AI Capabilities

Warning

This guide is a work in progress, the information might be incomplete or plain wrong.

Intro

It's pretty much as promised - there's a lot of memory, you can run a lot of stuff with it. Still, in my opinion, it doesn't make sense to allocate more than 64G to the gpu for these purposes, because even though you'll have enough memory to put big models into, the memory bandwidth would be a huge bottleneck, making most stuff unusable for realtime applications.

One really cool thing is that you can just keep several models in the memory to call instantly when you need them and still be able to play some really demanding games at the same time.

LLMs

Context processing is very slow due to memory speed limitations, adding more than 4k context at once is painful (if you're using models in chat mode, adding context gradually, then it's fine of course), using FlashAttention and KV cache quantization is highly recommended. BLAS batch size of 512 seems to be optimal.

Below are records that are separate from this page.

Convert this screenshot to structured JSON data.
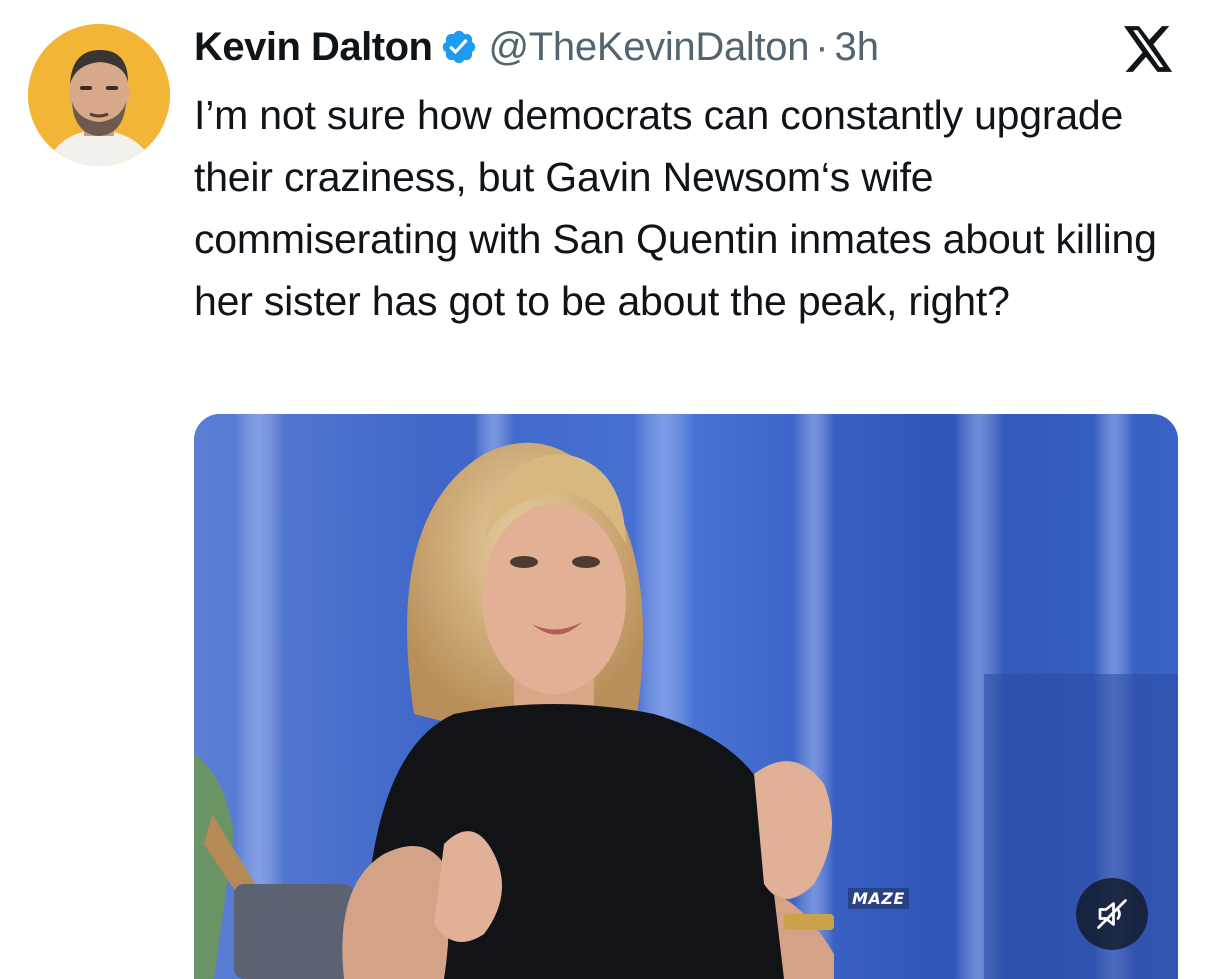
{
  "tweet": {
    "author": {
      "display_name": "Kevin Dalton",
      "handle": "@TheKevinDalton",
      "verified": true,
      "avatar_icon": "avatar-photo"
    },
    "separator": "·",
    "timestamp": "3h",
    "text": "I’m not sure how democrats can constantly upgrade their craziness, but Gavin Newsom‘s wife commiserating with San Quentin inmates about killing her sister has got to be about the peak, right?",
    "media": {
      "type": "video",
      "watermark": "MAZE",
      "mute_icon": "speaker-muted-icon"
    }
  },
  "brand": {
    "logo_icon": "x-logo-icon"
  },
  "colors": {
    "text_primary": "#0f1419",
    "text_secondary": "#536471",
    "verified_blue": "#1d9bf0",
    "avatar_bg": "#f2b536",
    "curtain_blue": "#3a62c4"
  }
}
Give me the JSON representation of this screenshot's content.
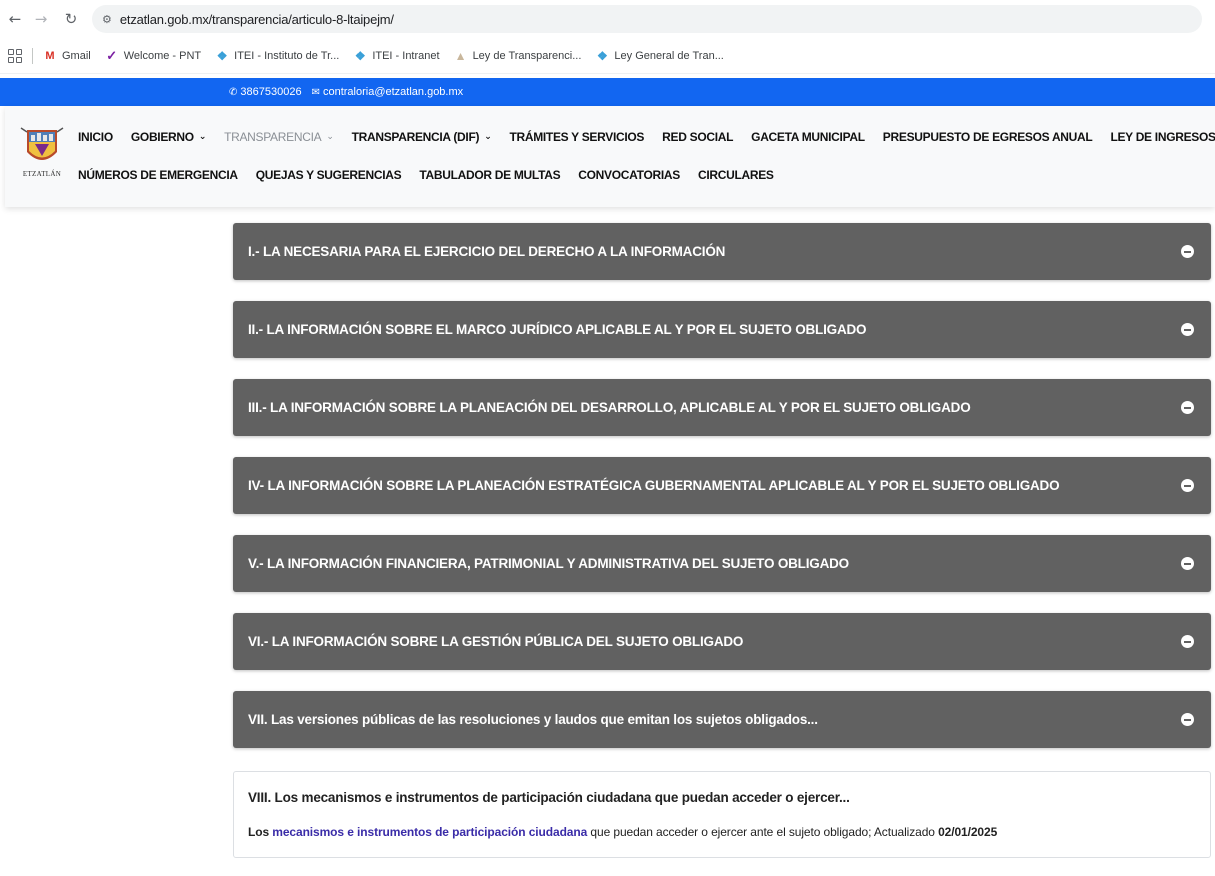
{
  "browser": {
    "url": "etzatlan.gob.mx/transparencia/articulo-8-ltaipejm/",
    "bookmarks": [
      {
        "label": "Gmail",
        "icon": "gmail-icon"
      },
      {
        "label": "Welcome - PNT",
        "icon": "pnt-icon"
      },
      {
        "label": "ITEI - Instituto de Tr...",
        "icon": "itei-icon"
      },
      {
        "label": "ITEI - Intranet",
        "icon": "itei-icon"
      },
      {
        "label": "Ley de Transparenci...",
        "icon": "ley-icon"
      },
      {
        "label": "Ley General de Tran...",
        "icon": "itei-icon"
      }
    ]
  },
  "infobar": {
    "phone": "3867530026",
    "email": "contraloria@etzatlan.gob.mx",
    "color": "#1266f1"
  },
  "logo": {
    "text": "ETZATLÁN"
  },
  "nav": {
    "row1": [
      {
        "label": "INICIO",
        "dropdown": false
      },
      {
        "label": "GOBIERNO",
        "dropdown": true
      },
      {
        "label": "TRANSPARENCIA",
        "dropdown": true,
        "active": true
      },
      {
        "label": "TRANSPARENCIA (DIF)",
        "dropdown": true
      },
      {
        "label": "TRÁMITES Y SERVICIOS",
        "dropdown": false
      },
      {
        "label": "RED SOCIAL",
        "dropdown": false
      },
      {
        "label": "GACETA MUNICIPAL",
        "dropdown": false
      },
      {
        "label": "PRESUPUESTO DE EGRESOS ANUAL",
        "dropdown": false
      },
      {
        "label": "LEY DE INGRESOS MUNICIPA",
        "dropdown": false
      }
    ],
    "row2": [
      {
        "label": "NÚMEROS DE EMERGENCIA"
      },
      {
        "label": "QUEJAS Y SUGERENCIAS"
      },
      {
        "label": "TABULADOR DE MULTAS"
      },
      {
        "label": "CONVOCATORIAS"
      },
      {
        "label": "CIRCULARES"
      }
    ]
  },
  "accordion": {
    "items": [
      {
        "title": "I.- LA NECESARIA PARA EL EJERCICIO DEL DERECHO A LA INFORMACIÓN"
      },
      {
        "title": "II.- LA INFORMACIÓN SOBRE EL MARCO JURÍDICO APLICABLE AL Y POR EL SUJETO OBLIGADO"
      },
      {
        "title": "III.- LA INFORMACIÓN SOBRE LA PLANEACIÓN DEL DESARROLLO, APLICABLE AL Y POR EL SUJETO OBLIGADO"
      },
      {
        "title": "IV- LA INFORMACIÓN SOBRE LA PLANEACIÓN ESTRATÉGICA GUBERNAMENTAL APLICABLE AL Y POR EL SUJETO OBLIGADO"
      },
      {
        "title": "V.- LA INFORMACIÓN FINANCIERA, PATRIMONIAL Y ADMINISTRATIVA DEL SUJETO OBLIGADO"
      },
      {
        "title": "VI.- LA INFORMACIÓN SOBRE LA GESTIÓN PÚBLICA DEL SUJETO OBLIGADO"
      },
      {
        "title": "VII. Las versiones públicas de las resoluciones y laudos que emitan los sujetos obligados..."
      }
    ],
    "open_item": {
      "title": "VIII. Los mecanismos e instrumentos de participación ciudadana que puedan acceder o ejercer...",
      "body_prefix": "Los",
      "body_link": "mecanismos e instrumentos de participación ciudadana",
      "body_suffix": "que puedan acceder o ejercer ante el sujeto obligado; Actualizado",
      "body_date": "02/01/2025"
    },
    "header_color": "#616161"
  }
}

MoE models work very well, hopefully we'll see some 50-70B ones in the future, they could be the real sweet spot for this hardware.

Some real-life examples (KoboldCPP, Vulkan, example config file):

Model	Quantization	Prompt Processing	Generation Speed
Llama 3.3 70B	Q4_K_M	51.1 t/s	4.1 t/s
Gemma 3 27B	Q5_K_M	94.4 t/s	6.2 t/s
Qwen3 30B A3B	Q5_K_M	94.5 t/s	27.8 t/s
GLM 4 9B	Q5_K_M	273.7 t/s	15.0 t/s

Much more info here: https://llm-tracker.info/_TOORG/Strix-Halo

Image/Video Generation

Didn't play with it too much yet, but looks like here the memory bandwidth and GPU performance limitations strike the most. With SDXL you can generate an image every 4-5 seconds, but going to something like Flux will lead to wait times of several minutes.